Evaluating Situational Crime Prevention

  • Evidence supporting situational prevention strategies is strong (Cornish & Clarke, 2003).
  • Challenges include unintended consequences, such as:
    • Escalation and facilitation of crime.
    • Carelessness and disregard for user needs.

Displacement vs Diffusion of Benefits

Displacement Criticism
  • A common criticism; suggests that if crime prevention measures are too effective, criminals may simply move to other areas.
Diffusion of Benefits
  • Evidence indicates diffusion of benefits is more common than displacement, where prevention efforts in one area positively affect neighboring areas (Clarke, 2008).
  • Examples: Speed cameras and drink-driving initiatives.
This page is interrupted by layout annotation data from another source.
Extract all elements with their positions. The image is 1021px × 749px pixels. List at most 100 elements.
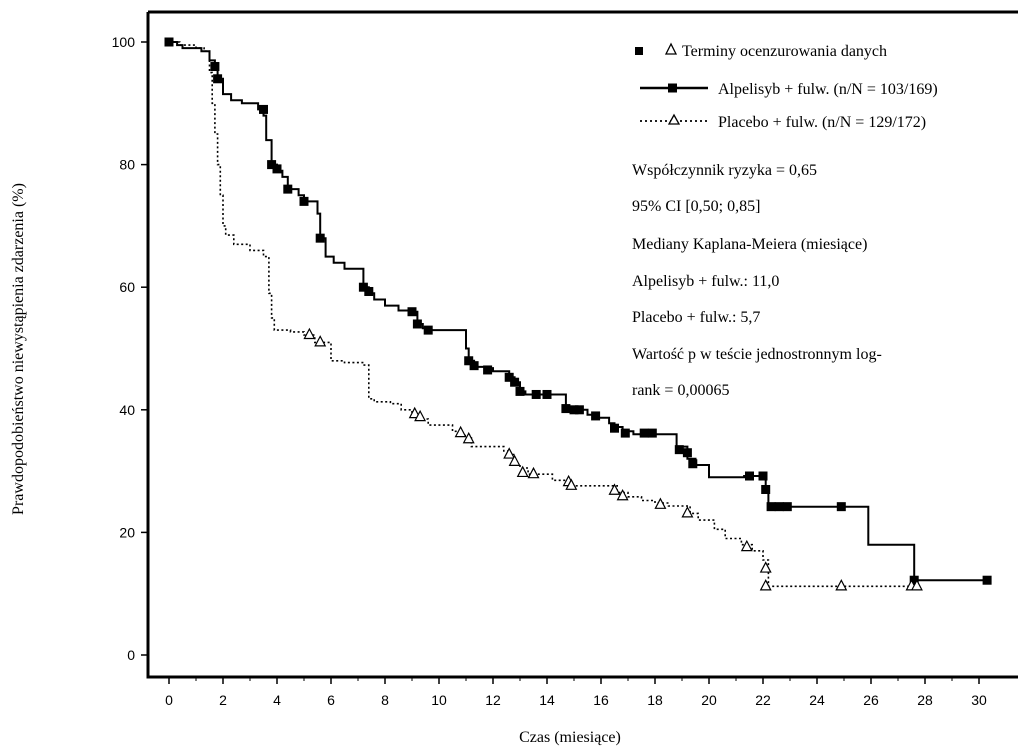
x-tick-label: 26 xyxy=(863,692,879,708)
x-axis-title: Czas (miesiące) xyxy=(519,729,621,746)
legend-label-alpelisib: Alpelisyb + fulw. (n/N = 103/169) xyxy=(718,81,938,98)
censor-marker-placebo xyxy=(740,539,753,552)
censor-marker-placebo xyxy=(503,447,516,459)
legend: Terminy ocenzurowania danych Alpelisyb +… xyxy=(635,42,938,131)
censor-marker-placebo xyxy=(508,454,521,467)
censor-marker-alpelisib xyxy=(774,502,784,512)
legend-marker-placebo xyxy=(667,113,681,125)
censor-marker-placebo xyxy=(835,579,848,591)
censor-marker-alpelisib xyxy=(745,471,754,481)
censor-marker-placebo xyxy=(414,409,427,422)
y-tick-label: 20 xyxy=(119,524,135,540)
censor-marker-alpelisib xyxy=(259,104,268,114)
annotation-pvalue-line2: rank = 0,00065 xyxy=(632,382,729,399)
annotations: Współczynnik ryzyka = 0,65 95% CI [0,50;… xyxy=(632,162,882,399)
censor-marker-alpelisib xyxy=(647,428,657,438)
censor-marker-alpelisib xyxy=(542,389,552,399)
x-tick-label: 6 xyxy=(327,692,335,708)
censor-marker-placebo xyxy=(314,335,327,347)
censor-marker-alpelisib xyxy=(982,575,992,585)
censor-marker-placebo xyxy=(516,465,529,478)
legend-marker-alpelisib xyxy=(668,83,677,93)
censor-marker-alpelisib xyxy=(483,365,493,375)
censor-marker-placebo xyxy=(527,466,540,479)
censor-marker-alpelisib xyxy=(639,428,649,438)
y-tick-label: 0 xyxy=(127,647,135,663)
censor-marker-alpelisib xyxy=(469,361,479,371)
censor-marker-alpelisib xyxy=(610,423,619,433)
y-tick-label: 100 xyxy=(112,34,136,50)
censor-marker-alpelisib xyxy=(299,196,309,206)
censor-marker-placebo xyxy=(303,327,316,340)
censor-marker-alpelisib xyxy=(569,405,579,415)
x-tick-label: 10 xyxy=(431,692,447,708)
annotation-median-header: Mediany Kaplana-Meiera (miesiące) xyxy=(632,236,867,253)
annotation-pvalue-line1: Wartość p w teście jednostronnym log- xyxy=(632,346,882,363)
censor-marker-alpelisib xyxy=(407,307,417,317)
y-axis-title: Prawdopodobieństwo niewystąpienia zdarze… xyxy=(10,183,27,515)
censor-marker-alpelisib xyxy=(412,319,422,329)
x-tick-label: 22 xyxy=(755,692,771,708)
x-tick-label: 12 xyxy=(485,692,501,708)
x-tick-label: 18 xyxy=(647,692,663,708)
censor-marker-alpelisib xyxy=(272,164,282,174)
annotation-median-alpelisib: Alpelisyb + fulw.: 11,0 xyxy=(632,273,779,290)
censor-marker-placebo xyxy=(759,561,772,573)
censor-marker-alpelisib xyxy=(688,459,698,469)
y-tick-label: 40 xyxy=(119,402,135,418)
y-tick-label: 80 xyxy=(119,157,135,173)
censor-marker-alpelisib xyxy=(674,445,684,455)
censor-marker-alpelisib xyxy=(682,448,692,458)
censor-marker-alpelisib xyxy=(364,286,374,296)
censor-marker-alpelisib xyxy=(358,282,368,292)
censor-marker-alpelisib xyxy=(283,184,293,194)
censor-marker-alpelisib xyxy=(758,471,768,481)
censor-marker-alpelisib xyxy=(515,386,525,396)
x-tick-label: 0 xyxy=(165,692,173,708)
censor-marker-alpelisib xyxy=(836,502,846,512)
censor-marker-alpelisib xyxy=(561,404,571,414)
y-tick-label: 60 xyxy=(119,279,135,295)
legend-censor-triangle-icon xyxy=(664,42,678,55)
censor-marker-placebo xyxy=(565,478,578,490)
x-tick-label: 28 xyxy=(917,692,933,708)
censor-marker-alpelisib xyxy=(531,389,541,399)
censor-marker-alpelisib xyxy=(464,356,474,366)
x-tick-label: 8 xyxy=(381,692,389,708)
censor-marker-placebo xyxy=(654,497,667,509)
censor-marker-placebo xyxy=(608,483,621,495)
legend-censor-label: Terminy ocenzurowania danych xyxy=(682,43,887,60)
x-tick-label: 2 xyxy=(219,692,227,708)
x-tick-label: 30 xyxy=(971,692,987,708)
annotation-ci: 95% CI [0,50; 0,85] xyxy=(632,198,760,215)
legend-censor-square-icon xyxy=(635,47,643,55)
censor-marker-alpelisib xyxy=(766,502,776,512)
annotation-median-placebo: Placebo + fulw.: 5,7 xyxy=(632,309,760,326)
censor-marker-alpelisib xyxy=(423,325,433,335)
legend-label-placebo: Placebo + fulw. (n/N = 129/172) xyxy=(718,114,926,131)
censor-marker-alpelisib xyxy=(591,411,601,421)
censor-marker-alpelisib xyxy=(315,233,325,243)
censor-marker-alpelisib xyxy=(620,428,630,438)
censor-marker-placebo xyxy=(681,506,694,518)
censor-marker-alpelisib xyxy=(574,405,584,415)
x-tick-label: 4 xyxy=(273,692,281,708)
censor-marker-alpelisib xyxy=(267,160,277,170)
censor-marker-placebo xyxy=(454,425,467,438)
censor-marker-placebo xyxy=(759,579,772,591)
censor-marker-placebo xyxy=(616,488,629,501)
censor-marker-alpelisib xyxy=(510,377,520,387)
x-tick-label: 16 xyxy=(593,692,609,708)
censor-marker-alpelisib xyxy=(761,484,771,494)
x-tick-label: 24 xyxy=(809,692,825,708)
x-tick-label: 14 xyxy=(539,692,555,708)
x-tick-label: 20 xyxy=(701,692,717,708)
censor-marker-alpelisib xyxy=(210,62,220,72)
annotation-hazard-ratio: Współczynnik ryzyka = 0,65 xyxy=(632,162,817,179)
censor-marker-alpelisib xyxy=(213,74,223,84)
censor-marker-placebo xyxy=(462,431,475,444)
series-layer xyxy=(164,37,992,591)
censor-marker-placebo xyxy=(910,579,923,591)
Crime Prevention Through Environmental Design (CPTED)

Key Features
  • Emphasizes urban design's link to crime reduction.
  • Core features include:
    • Maximizing visibility.
    • Encouraging positive social interaction.
    • Combines environmental theories and situational crime prevention.
Conceptual Framework (CPTED)
  • Components:
    • Territoriality.
    • Surveillance (natural, formal, mechanical - CCTV, lighting).
    • Access control.
    • Activity support.
    • Image and target hardening.
Territoriality
  • Strategies create ownership and discourage crime through barriers that define public vs. private spaces.
Surveillance
  • Increases perceived monitoring, making crime less likely.
  • Research on effectiveness is mixed; lighting can reduce fear of crime and improve informal social control.
Access Control
  • Reduces access to potential crime targets, increasing perceived risk of detection.
  • Techniques: Gates, barriers, and access codes.
Activity Support
  • Encourages legitimate use of spaces, potentially conflicting with crime penetration by increasing foot traffic.
Image
  • Maintaining a positive physical environment aligns with the broken windows theory.
Target Hardening
  • Increases the effort required for an offender by implementing physical barriers (e.g., gates, fences).

Evaluating CPTED

  • Widely adopted with mixed evaluations.
  • Some features are supported by research; however, evaluating specific effective components remains challenging.
  • Concerns exist regarding the potential for creating a "fortress mentality," which can suppress community interaction and increase fear.